The marine animals that are being referred to as “living fossils” are officially known as crinoids, or as sea lilies and were found at the bottom of the floor in the Pacific Ocean in Japan, along the coasts of Honshu and Shikoku, ScienceAlert reported.
The animals were deemed extinct for 273 million years, making this discovery nothing short of a miracle.The symbiotic relationship shared between the two marine animals can help scientists understand similar associations among such animals that can survive in the most uninhabitable landscapes.
Scientific records show that crinoids and corals had a codependent relationship during the Paleozoic era. Researchers have noted how corals would overgrow crinoids in a bid to reach the upper regions of the seafloor where the water is warmer and filter-feeding has more potential.

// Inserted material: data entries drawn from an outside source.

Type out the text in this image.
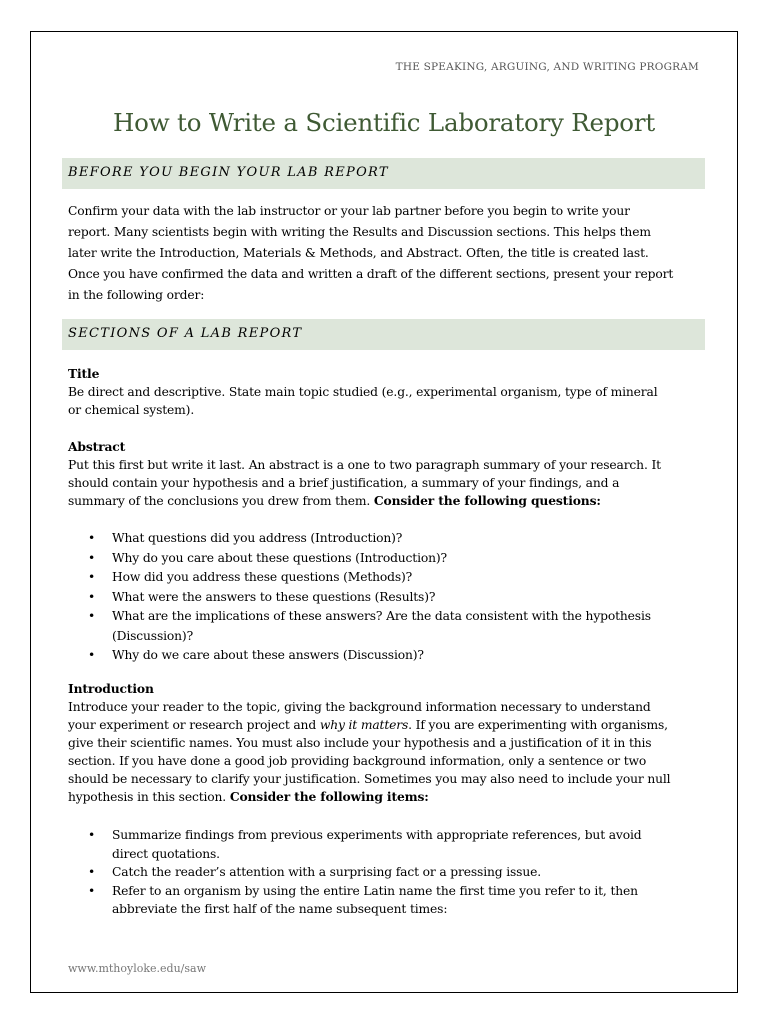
THE SPEAKING, ARGUING, AND WRITING PROGRAM
How to Write a Scientific Laboratory Report
BEFORE YOU BEGIN YOUR LAB REPORT
Confirm your data with the lab instructor or your lab partner before you begin to write your
report. Many scientists begin with writing the Results and Discussion sections. This helps them
later write the Introduction, Materials & Methods, and Abstract. Often, the title is created last.
Once you have confirmed the data and written a draft of the different sections, present your report
in the following order:
SECTIONS OF A LAB REPORT
Title
Be direct and descriptive. State main topic studied (e.g., experimental organism, type of mineral
or chemical system).
Abstract
Put this first but write it last. An abstract is a one to two paragraph summary of your research. It
should contain your hypothesis and a brief justification, a summary of your findings, and a
summary of the conclusions you drew from them. Consider the following questions:
• What questions did you address (Introduction)?
• Why do you care about these questions (Introduction)?
• How did you address these questions (Methods)?
• What were the answers to these questions (Results)?
• What are the implications of these answers? Are the data consistent with the hypothesis
(Discussion)?
• Why do we care about these answers (Discussion)?
Introduction
Introduce your reader to the topic, giving the background information necessary to understand
your experiment or research project and why it matters. If you are experimenting with organisms,
give their scientific names. You must also include your hypothesis and a justification of it in this
section. If you have done a good job providing background information, only a sentence or two
should be necessary to clarify your justification. Sometimes you may also need to include your null
hypothesis in this section. Consider the following items:
• Summarize findings from previous experiments with appropriate references, but avoid
direct quotations.
• Catch the reader’s attention with a surprising fact or a pressing issue.
• Refer to an organism by using the entire Latin name the first time you refer to it, then
abbreviate the first half of the name subsequent times:
www.mthoyloke.edu/saw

But scientists note no fossil record of these creatures from at least 273 millions years ago. This is how they had earlier ascertained the extinction of these symbiotic creatures. Even then, multiple such crinoids and corals were found by scientists across the marine world, but none as intertwined as the ones found recently.
The two species of coral are "Abyssoanthus" and "Metridioidea", with the former being extremely rare. These were found 330 feet below the ocean’s surface.
The research team was headed by paleontologist Mikołaj Zapalski from the University of Warsaw in Poland. The joint team of Japanese and Polish researches used sophisticated technology referred to as ”stereoscopic microscopy” to observe and click pictures of the animals.
Once the interior structures were identified, DNA barcoding was used to understand the species. To everyone’s surprise, they rediscovered a symbiotic relationship long thought to be lost forever.
The research was recently published in "Palaeogeography, Palaeoclimatology, Palaeoecology".